「先も言ったけど、事故の可能性はほぼゼロだと思うよ。なんなら、断言してもいい」
「そんなに殺人事件だと主張するのであれば、一ノ瀬さん。根拠をお話ししてください」
「事故か事件か……初歩的な言い争いは終わりだ。私の信条は『現場のマウントは証拠で』だし」
それから一ノ瀬さんは金橋かしわの死の事件性について語り始める。終始ふざけていた人とは思えないくらい、普段のギャップと違っていて、多重人格者を疑うほどだ。
「――まず、金橋さんの致命傷なんだけど、頭部を鈍器のようなもので殴られてできたものだと判明したよ。いちおう現場をざっと見たら、粉砕されたワインボトルが血痕付きでごみ箱に捨てられていたし、たぶんそれが凶器だと思う」
「はい。ムノウもガイシャの傷をよく観察してみたら、生々しいところに細かなガラスの破片が付着していましたので、そのワインボトルが凶器とみて間違いないと思います!」
「うん。だからさ、これがもし仮に事故だとしたら、金橋さんの命を奪ったとされるワインボトルがごみ箱に捨てられている訳がないんだよ。それとも、事件が起きる前に誰かワインボトルを割っちゃった?」
僕も含め、頷く人は誰も居なかった。沈黙は依然として僕らのなかを泳いでいる。金橋さんが死ぬ前にボトルを割った人が居ないのなら、一ノ瀬さんの推理は正しいことを意味し、そしてそれは死の事件性を物語っている。
「……ということで、証明終了だ。ムノウちゃんは引き続き、現場の保存と監視を頼むよ。私はここに居る関係者のアリバイを聞く」
「ま、待ってください。まだこのなかのヒトが、かしわを殺した犯人だとは言えないのでは?」
「そんなことはひとつも言った覚えはないよ、木村クン。あくまでこれは可能性のひとつを潰していく作業に過ぎない。外部犯の犯行も否定できないけど、こういうのはたいてい、内部の犯行だよ。じっちゃんの名に懸けて、ね」
金橋さん殺しが内部の犯行、か。だとして、僕や蜜屋さん、木村くんに茂田さん……のなかに犯人が居るということになる。僕はやっていないので、僕以外の3人のなかに――ということだろう。
「ちなみに、一ノ瀬さんのおじいさまは名探偵かなにかなんです?」
「ううん、ただの盆栽好きの一般人だよ」
「一般人!?」
これほどまでに安心感のないじっちゃんは初見だ。先行き不安でしかないけど、事件は解決するのだろうか。とにかく僕らはひとりずつアリバイを聞かれることになった。

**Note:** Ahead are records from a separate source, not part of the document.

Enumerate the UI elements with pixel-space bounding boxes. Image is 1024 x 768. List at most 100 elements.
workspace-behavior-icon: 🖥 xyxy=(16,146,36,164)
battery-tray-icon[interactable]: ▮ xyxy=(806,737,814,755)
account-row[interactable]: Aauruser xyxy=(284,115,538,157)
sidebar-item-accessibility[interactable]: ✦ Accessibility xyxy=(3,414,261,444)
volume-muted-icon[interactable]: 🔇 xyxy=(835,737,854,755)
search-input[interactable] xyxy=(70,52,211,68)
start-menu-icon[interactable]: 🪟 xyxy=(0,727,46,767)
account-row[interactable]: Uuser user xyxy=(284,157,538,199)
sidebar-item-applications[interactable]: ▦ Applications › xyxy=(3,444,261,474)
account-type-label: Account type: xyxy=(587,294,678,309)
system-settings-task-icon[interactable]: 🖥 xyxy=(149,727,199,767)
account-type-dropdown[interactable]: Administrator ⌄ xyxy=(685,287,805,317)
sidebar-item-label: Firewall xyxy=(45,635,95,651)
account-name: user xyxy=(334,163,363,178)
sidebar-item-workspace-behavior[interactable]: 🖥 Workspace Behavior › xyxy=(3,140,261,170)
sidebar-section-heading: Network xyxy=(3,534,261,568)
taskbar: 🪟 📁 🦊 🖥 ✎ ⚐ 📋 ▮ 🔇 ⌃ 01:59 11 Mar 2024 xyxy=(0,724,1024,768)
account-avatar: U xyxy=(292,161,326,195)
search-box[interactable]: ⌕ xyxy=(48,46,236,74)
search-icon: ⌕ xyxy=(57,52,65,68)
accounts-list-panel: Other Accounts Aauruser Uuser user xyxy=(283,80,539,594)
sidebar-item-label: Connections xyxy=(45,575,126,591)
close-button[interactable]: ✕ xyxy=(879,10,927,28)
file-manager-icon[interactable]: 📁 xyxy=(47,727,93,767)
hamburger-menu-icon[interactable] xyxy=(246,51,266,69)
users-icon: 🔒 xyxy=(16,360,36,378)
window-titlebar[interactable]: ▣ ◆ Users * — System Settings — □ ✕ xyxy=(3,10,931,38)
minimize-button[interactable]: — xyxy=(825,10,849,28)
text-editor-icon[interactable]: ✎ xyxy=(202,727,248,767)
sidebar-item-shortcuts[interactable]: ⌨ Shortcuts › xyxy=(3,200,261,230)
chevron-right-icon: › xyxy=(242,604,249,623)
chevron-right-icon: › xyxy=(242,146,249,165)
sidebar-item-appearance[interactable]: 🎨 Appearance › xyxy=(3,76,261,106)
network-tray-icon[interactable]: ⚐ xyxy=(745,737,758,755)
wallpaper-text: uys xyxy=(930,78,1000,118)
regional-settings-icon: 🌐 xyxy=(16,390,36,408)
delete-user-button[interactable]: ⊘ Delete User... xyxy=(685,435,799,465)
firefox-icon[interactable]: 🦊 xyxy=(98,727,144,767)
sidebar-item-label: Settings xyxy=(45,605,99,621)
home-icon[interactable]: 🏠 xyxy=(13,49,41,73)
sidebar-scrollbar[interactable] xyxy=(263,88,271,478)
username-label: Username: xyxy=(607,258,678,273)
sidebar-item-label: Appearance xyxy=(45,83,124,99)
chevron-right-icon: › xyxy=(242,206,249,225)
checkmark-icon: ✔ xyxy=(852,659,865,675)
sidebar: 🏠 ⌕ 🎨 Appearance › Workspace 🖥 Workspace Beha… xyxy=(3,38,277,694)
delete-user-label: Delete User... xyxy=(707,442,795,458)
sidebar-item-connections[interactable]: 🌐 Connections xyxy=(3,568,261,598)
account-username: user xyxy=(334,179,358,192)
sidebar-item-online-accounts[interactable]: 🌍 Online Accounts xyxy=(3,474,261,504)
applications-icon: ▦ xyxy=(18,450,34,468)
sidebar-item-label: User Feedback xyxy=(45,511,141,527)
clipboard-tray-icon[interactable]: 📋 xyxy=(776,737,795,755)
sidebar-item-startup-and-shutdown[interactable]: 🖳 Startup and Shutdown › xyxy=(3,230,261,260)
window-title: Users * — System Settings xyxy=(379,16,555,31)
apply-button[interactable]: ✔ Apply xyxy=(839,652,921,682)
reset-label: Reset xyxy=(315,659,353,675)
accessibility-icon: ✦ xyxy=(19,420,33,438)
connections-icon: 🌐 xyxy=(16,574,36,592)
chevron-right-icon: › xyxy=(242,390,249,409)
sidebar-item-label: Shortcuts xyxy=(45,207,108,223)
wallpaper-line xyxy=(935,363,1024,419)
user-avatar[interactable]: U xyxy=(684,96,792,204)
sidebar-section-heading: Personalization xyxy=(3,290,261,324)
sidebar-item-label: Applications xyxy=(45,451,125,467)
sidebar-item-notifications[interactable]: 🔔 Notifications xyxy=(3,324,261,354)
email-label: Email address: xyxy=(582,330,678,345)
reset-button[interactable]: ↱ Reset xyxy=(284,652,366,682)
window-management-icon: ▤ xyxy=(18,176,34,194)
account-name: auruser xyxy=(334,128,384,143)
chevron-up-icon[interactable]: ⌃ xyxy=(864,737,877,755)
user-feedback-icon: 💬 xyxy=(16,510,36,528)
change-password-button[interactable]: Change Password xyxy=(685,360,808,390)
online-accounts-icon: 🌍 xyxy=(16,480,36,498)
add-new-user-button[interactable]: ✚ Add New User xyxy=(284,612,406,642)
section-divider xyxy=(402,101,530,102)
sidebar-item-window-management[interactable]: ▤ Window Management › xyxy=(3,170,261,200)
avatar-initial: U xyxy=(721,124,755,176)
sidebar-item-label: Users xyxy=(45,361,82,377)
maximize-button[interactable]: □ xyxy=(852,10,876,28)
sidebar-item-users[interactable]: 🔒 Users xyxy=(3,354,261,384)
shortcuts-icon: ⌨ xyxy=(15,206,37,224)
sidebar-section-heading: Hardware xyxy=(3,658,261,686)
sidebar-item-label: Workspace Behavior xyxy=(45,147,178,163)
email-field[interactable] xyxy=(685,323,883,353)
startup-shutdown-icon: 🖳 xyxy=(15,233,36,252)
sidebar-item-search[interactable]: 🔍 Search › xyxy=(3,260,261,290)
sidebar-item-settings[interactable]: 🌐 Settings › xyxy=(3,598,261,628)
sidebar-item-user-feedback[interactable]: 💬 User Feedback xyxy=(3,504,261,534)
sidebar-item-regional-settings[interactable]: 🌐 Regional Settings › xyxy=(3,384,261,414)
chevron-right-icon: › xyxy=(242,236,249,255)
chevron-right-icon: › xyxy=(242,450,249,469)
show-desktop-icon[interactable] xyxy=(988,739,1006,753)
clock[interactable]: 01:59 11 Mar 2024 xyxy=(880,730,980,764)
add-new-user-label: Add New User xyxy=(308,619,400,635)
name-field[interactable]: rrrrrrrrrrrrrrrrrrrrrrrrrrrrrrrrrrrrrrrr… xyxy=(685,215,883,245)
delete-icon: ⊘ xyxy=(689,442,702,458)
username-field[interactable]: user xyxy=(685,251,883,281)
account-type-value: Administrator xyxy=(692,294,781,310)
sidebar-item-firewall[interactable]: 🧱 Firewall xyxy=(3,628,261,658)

「まずはムノウちゃんの大まかな検死結果を基に、近衛クンからアリバイを聞くよ。これによると、彼女が死亡した時刻は昨日の深夜1時半から2時にかけて、だ。このあいだ、きみは何をしていたのかな?」
「僕ですか……ええと、部屋でゲーム実況を視聴していました。スマホに履歴があります」
「ふむ。つまりアリバイ無しだね。犯人候補リストに入れておくよ」
「なっ……! なんでですか! 履歴があるんですよ、ほら!」
動画サイトのページを開き、表示されている画面を一ノ瀬さんの童顔フェイスに押し付ける。
「ちょ、近衛クン! 近付け過ぎだって! 便器よりも汚いとされるスマホを、よりにもよって私の愛くるしい顔面に!?」
「ブルーライト半減のシートを貼っているので視力には問題ないかと。それより、見てください。ゲーム実況の生配信を深夜2時まで視聴しています。あっ、内容まで細かく説明しましょうか?」
「動画を観ていたことは分かったからあ!! とにかく、部屋にひとりで居たんだよね? いくら履歴が残っていたとしても、そういうのはアリバイとは言わないから!」
なーんだ、そうだったの。悪目立ちしたのがバカみたいだ。スマホをそっとしまう。